By Turd Ferguson
Just weeks after performing the world’s first dual heart-lung transplant on a patient with COVID-19, the Vanderbilt University Medical Center continues to break new ground in the surgical field. In a press conference, VUMC announced that it had successfully performed the world’s first really, really fat ass transplant. Although fat ass transplants have been performed at both the Mayo Clinic in Minnesota and the University of Texas at Austin Medical Center, the transplant completed at VUMC is the first to be certified by the American Surgical Association as “really, really fat.”
The lead surgeon, Dr. Henry Jacobsen, was praised at the press conference for his bravery and innovation in spearheading the cutting-edge procedure. Dr. Jacobsen, an employee of VUMC for over 25 years and a pioneer in gluteal augmentation, was thrilled that the surgery turned out so successfully.
“When the patient first approached me, I was skeptical, to say the least,” said Jacobsen. “I told her, ‘I mean, maybe we could fix you up with a nice fat thang, but if we go as big as you’re thinking, there’s substantial risk involved. There’s a possibility of infection or bone fracture—even worse, terminal ass cancer. But, if we can pull this off, you will have the most voluptuous caboose this side of the Mississippi.’”
“I couldn’t have been happier with the results,” Jacobsen continued. “At first, I was concerned with the moral aspect of the operation. Was it even ethical to have an ass that fat? I mean, we are talking about a dumptruck ass here. Have you seen her walking around with that thing? I mean, shit, she had me about to act up in the operating room.”
Dr. Geraldo Uribe, the chief surgeon on VUMC’s dual heart-lung transplant and a colleague of Dr. Jacobsen for 11 years, was astonished by the audacity of the operation, but amazed with Dr.
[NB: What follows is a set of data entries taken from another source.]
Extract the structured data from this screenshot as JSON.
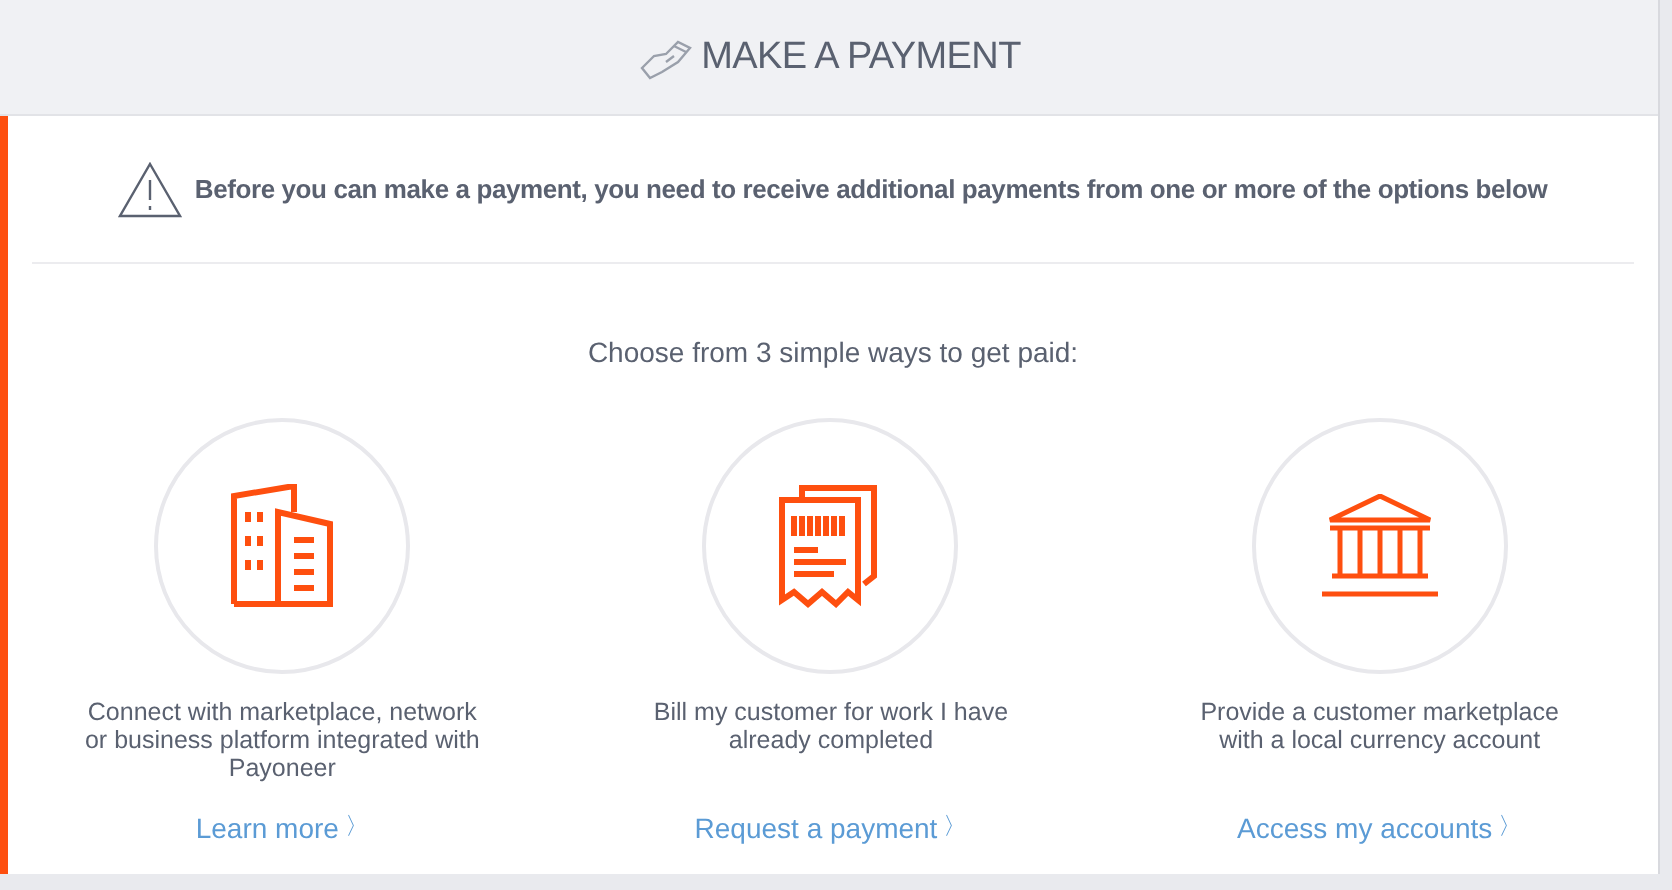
{
  "header": {
    "title": "MAKE A PAYMENT"
  },
  "warning": {
    "text": "Before you can make a payment, you need to receive additional payments from one or more of the options below"
  },
  "intro": "Choose from 3 simple ways to get paid:",
  "options": [
    {
      "kind": "buildings",
      "description": "Connect with marketplace, network or business platform integrated with Payoneer",
      "link": "Learn more",
      "chevron": "〉"
    },
    {
      "kind": "invoice",
      "description": "Bill my customer for work I have already completed",
      "link": "Request a payment",
      "chevron": "〉"
    },
    {
      "kind": "bank",
      "description": "Provide a customer marketplace with a local currency account",
      "link": "Access my accounts",
      "chevron": "〉"
    }
  ]
}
Jacobsen’s precision and skill. “I can’t commend my good friend Dr. Jacobsen enough. To do what he did, with the whole medical world watching, takes a lot of courage. I don’t think people truly understand the significance of this groundbreaking operation; this may very well revolutionize the world. I’m incredibly happy for him, but at the same time, it makes me look at my own work and think, ‘Does this even matter?’ All I did was give some chump a few more years on this God-forsaken hellscape we call planet Earth; Henry transformed someone’s life with a few pounds of silicone and some stitches. It’s amazing what a person with a whole lot of cake can do.”
All eyes in medical circles are now on the VUMC, which has made incredible strides in the surgical field in the span of just a few weeks. After his trailblazing work, Dr. Jacobsen doesn’t have plans to hang up his scrubs any time soon—he’s already begun research on his next revolutionary project: giving men the ability to lactate drinkable lemonade.